Not only has our pond a mass of frog spawn, but we have had adult frogs too. Not surprising as you can’t get the former without the latter. But we don’t usually see the adults, and we have witnessed them mating too. That’s a lengthy process, with the male on top of the female for as long as 24 hours. She at last lays her mass of eggs and he scatters his sperm over them.
The frogs are the common frog, Rana temporaria. I have seen them about the garden in previous years, hidden away in heaps of leaves, but not seen adult frogs in the pond before. There have been at least six here this year, though at the time of writing they have left.
How many adults return to the pond in any year is down to chance. If we have 1000 tadpoles emerging from the spawn, roughly 50 or less, over three months, will become frogs. The rest will die, culled by predators (dragonfly larvae, newts or birds) or disease. A few will not complete the metamorphosis to frogs. A vital gene doesn’t kick in, holding them as permanent juveniles.
The few that leave the pond have a chancy time of it, what with birds, cats and strimmers, along with drought and disease. They have a better chance of returning to the pond if they don’t go far.

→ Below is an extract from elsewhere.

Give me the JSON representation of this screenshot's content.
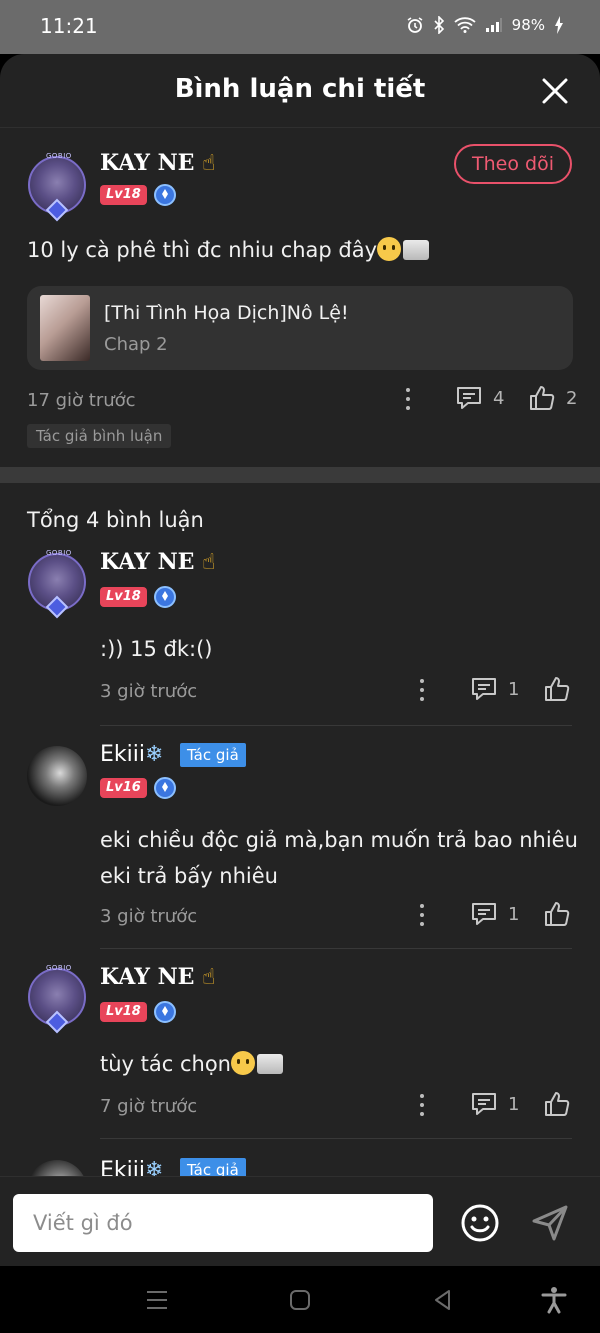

Those that leave the garden are unlikely to get back or find another pond, what with pavements, fences, roads to cross as well as predators and mowers.
Between the pond and the back stage, there’s a large heap, made up of leaves, twigs and rotting wood, a perfect shelter for frogs. They need it as it takes them two to three years to mature. When they leave the pond, they are tiny, their body less than a centimetre in length. When they return, their bodies are the size of a billiard ball.

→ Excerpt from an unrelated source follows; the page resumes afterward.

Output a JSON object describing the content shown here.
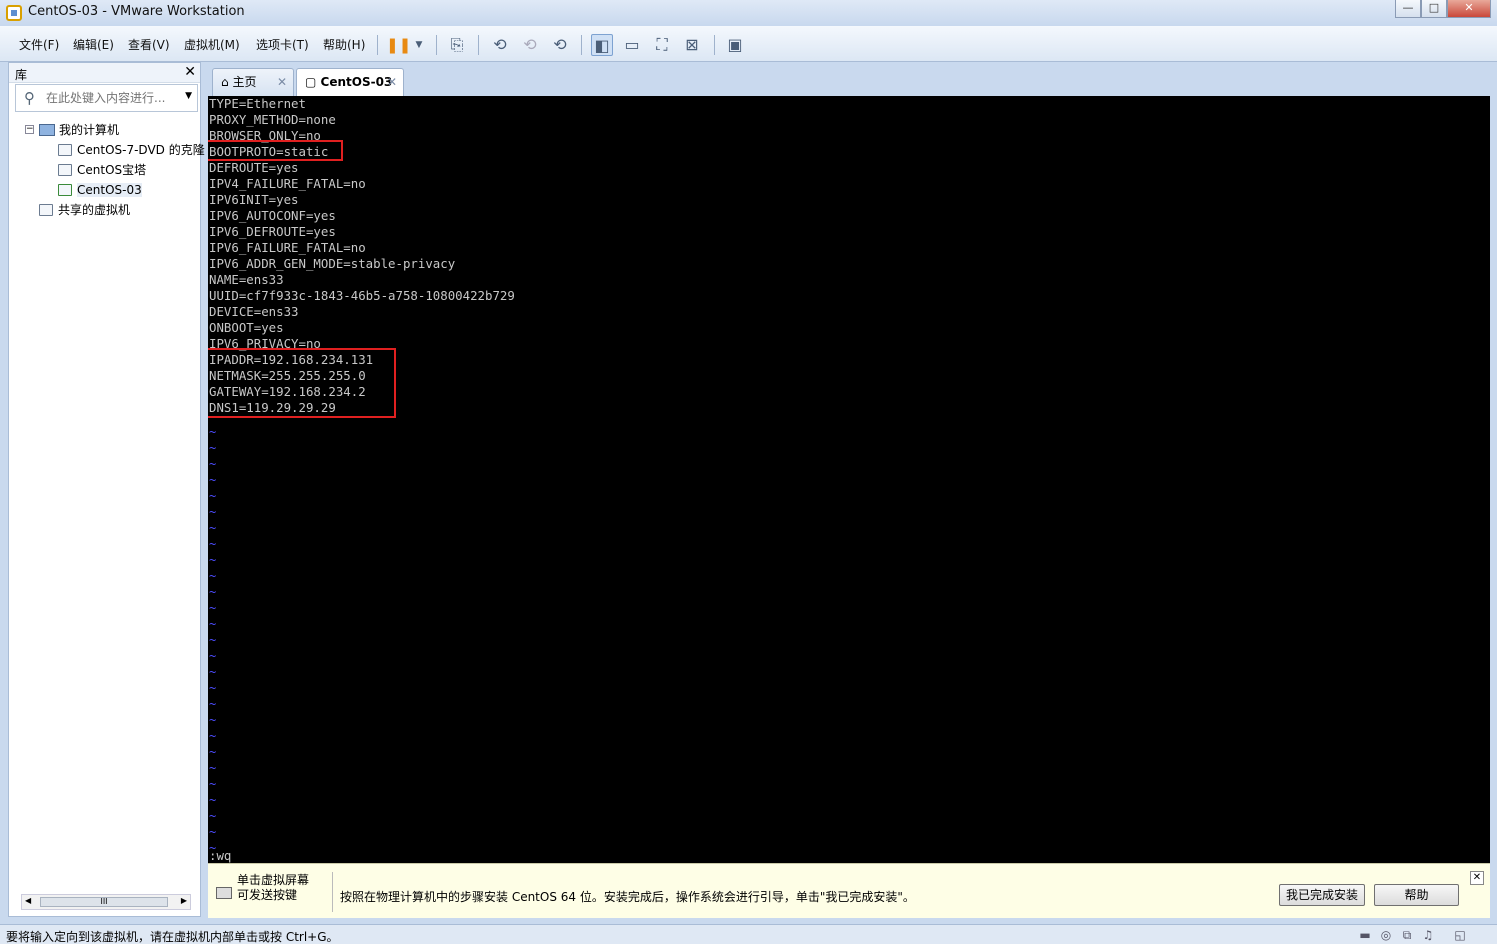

With so many hazards, just a few make it back to breed. In some years, none at all. This year though is a bumper year with six or more returning. The pond will be awash with tadpoles in a few weeks.
Frogs are amphibians, which means they are vertebrates that live on land but lay eggs in water. They have lungs and must come to the surface to breathe. We have another amphibian in the pond, the common newt. And more of them this year too. They don’t have spawn but lay single eggs, so you are unlikely to spot any. The adults are quite a bit smaller than frogs, much less visible, so it’s difficult to estimate how many we have. They too leave the pond as small newts. Mature newts return but leave after mating.
Last Sunday, we had a mass planting in the beds at Earlham bridge. The plants had come to the garden a few days earlier. On Sunday morning, we wheelbarrowed them along Earlham Grove to the bridge site. We planted sage, rosemary, periwinkle, lavender, thyme and quite a few others. It is an unsupervised site, so we hope that most of our plants will survive without being trampled on or stolen.